Rome se voulant l’héritière de la Grèce classique, le monde romain confirme ces valeurs et développe le collectionnisme. Expoliations, butin de guerre, prestige culturel et social, ces expression du pouvoir motivent le développement des collections.
De nouveaux termes apparaissent alors : Museum (édifice dédié aux muses à Alexandrie par Ptolémé), Pinacothèque (Virtuve C.VI), Dactilothéque (Pline).
Le concept de musée public naît lorsque Marc Agrippa expose au Panthéon des œuvres expropriées ou réquisitionnées et instaure ainsi le « patrimoine culturel public » et son « exposition publique ».
Cependant, il faut remarquer que ce mouvement est cantonné à une « historicité » limitée et partielle. En effet, seules les œuvres d’art provenant, ou copiées, de l'art grec, font l’objet d’intérêt et de protection, ce qui donne un caractère parcellaire à cette « révolution ». Pourtant les prémices de cette "conscience patrimoniale" à donné lieux à des règles de protection.
 
L’apparition des premières règles de protection du patrimoine culturel
 
Avec la reconnaissance d'une époque fondatrice, la possession de ces vestiges devient l'enjeu de luttes de prestige et l'objet de protections.

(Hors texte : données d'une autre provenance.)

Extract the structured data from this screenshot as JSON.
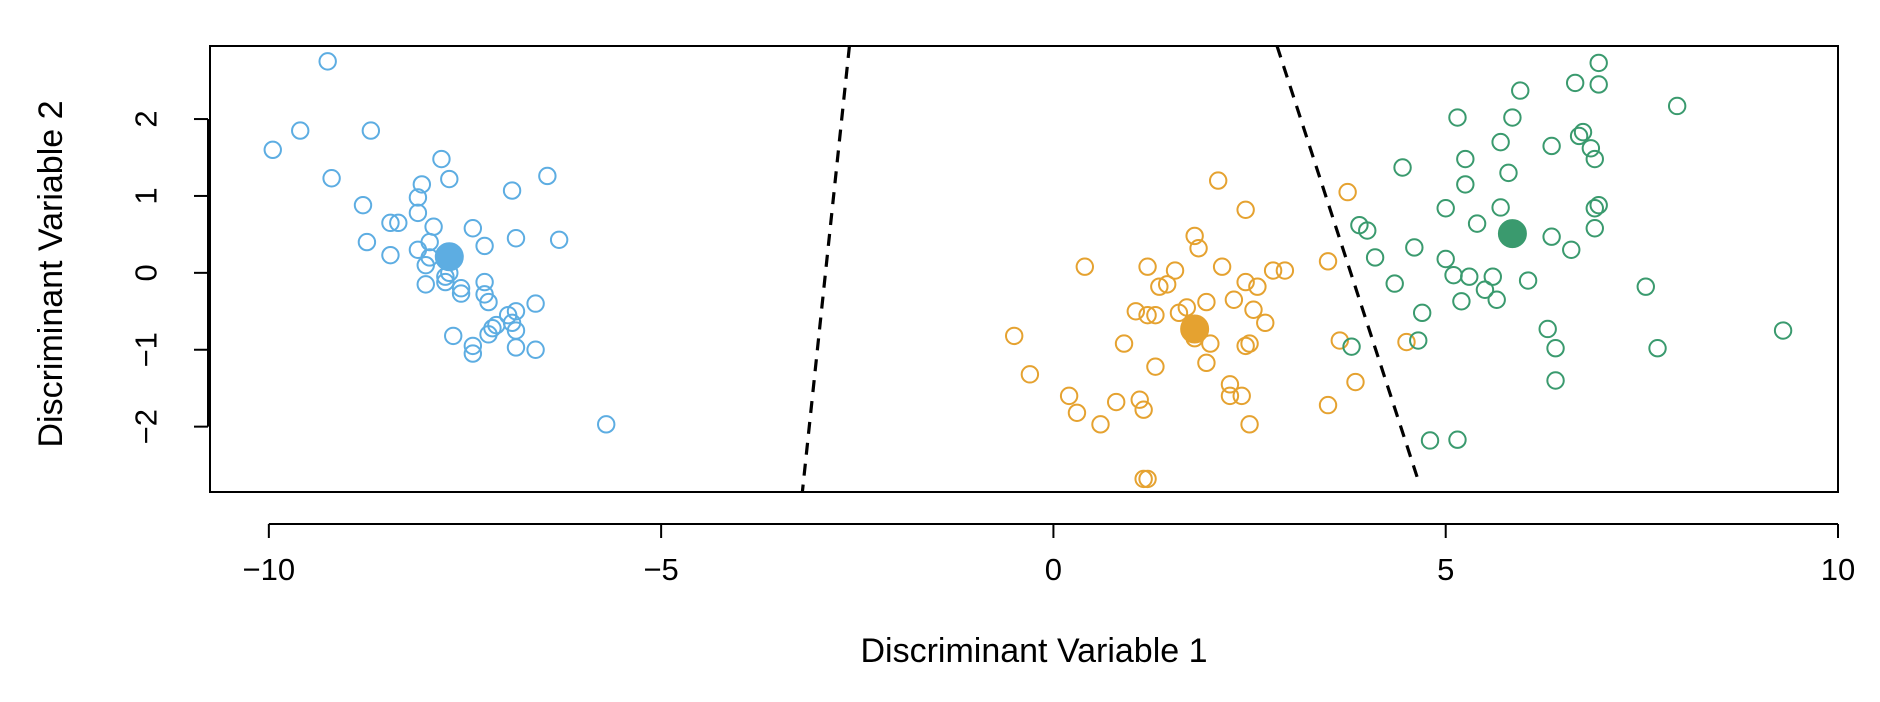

Déjà, Polybe au deuxième siècle après J.C. écrivait « Personne ne peut nier que la destruction gratuite de temples, de statues et d'objets est une pure folie » ( Histoires II, 19,).
A Rome, trois raisons concourent à assurer la protection temporelle des biens artistiques: leur caractère religieux, leur contenu public et leur soumission à des dispositions légales particulières.
La plus fréquente des causes de protection est la raison religieuse suivant en cela les comportements traditionnels les plus ancrés dans la société. Les œuvres cultuelles sont considérées comme "res divini juris" et par-là même exclues de toute appropriation privée et protégées par l'Etat.
Par ailleurs, le caractère public ou représentatif est aussi un facteur de protection. Les théâtres grecs ou romains, les édifices, les monuments commémoratifs de triomphes ou de rois sont protégés par leur identification avec les pouvoirs publics.
Enfin, le droit romain du "Haut-Empire" comporte déjà de nombreuses considérations esthétiques ou artistiques et traduit aussi une certaine préoccupation d'aménagement urbain comme le souligne Murga Gener dans son ouvrage "Proteccion a la estética en la legislacion urbanistica del Alto Imperio" (Publicaciones de la Universidad de Sevilla, 1976).
Ainsi en 44 le Senatus Consulte Hosidianus tenta de mettre un frein aux opérations de vente d'immeuble "aux fins de s'enrichir par la vente à haut prix de leurs ornements" en sanctionnant ces comportements par la nullité de l'acte.
En 56 le Senatus Consulte Volusianus confirma ces dispositions.
De même un édit de Vespasien, en 71, interdit expressément le dépôt illicite des éléments somptuaires des immeubles urbains.
Sous le règne de Trajan et d’Hadrien, le Senatus Consulte Acilien déclara nulles "toutes les dispositions "mortis causa" par lesquelles le testateur laissait aux légataires les pièces unies aux édifices " : ea quae aedibus iuncta sunt"".
Enfin, un rescrit de Marc Auréle et de Lucius Verus refusa la demande de particuliers d’acquitter leur dette fiscale par la vente d'éléments ornementaux issus de la démolition d'un immeuble.
Néanmoins, deux rescrits de Septime Sévère et de Caracala permirent, dans des circonstances déterminées, le transfert d'éléments ornementaux d'un immeuble à l'autre.
C'est donc par le biais d'une réglementation de la dépose des biens immeubles par destination qu'est apparue une législation protectrice du patrimoine culturel. Ce problème de la dissociation entre l'immeuble et le bien meuble qui lui est affecté trouvera une nouvelle illustration en France bien des siècles plus tard à l'occasion des fameux arrêts à propos des « fresques de Casenove » (Arrêt de la Cour de cassation du 15 Avril 1988).
Mais entre temps, les invasions barbares auront effacé les traces de ces premières réflexions sur la protection du patrimoine culturel.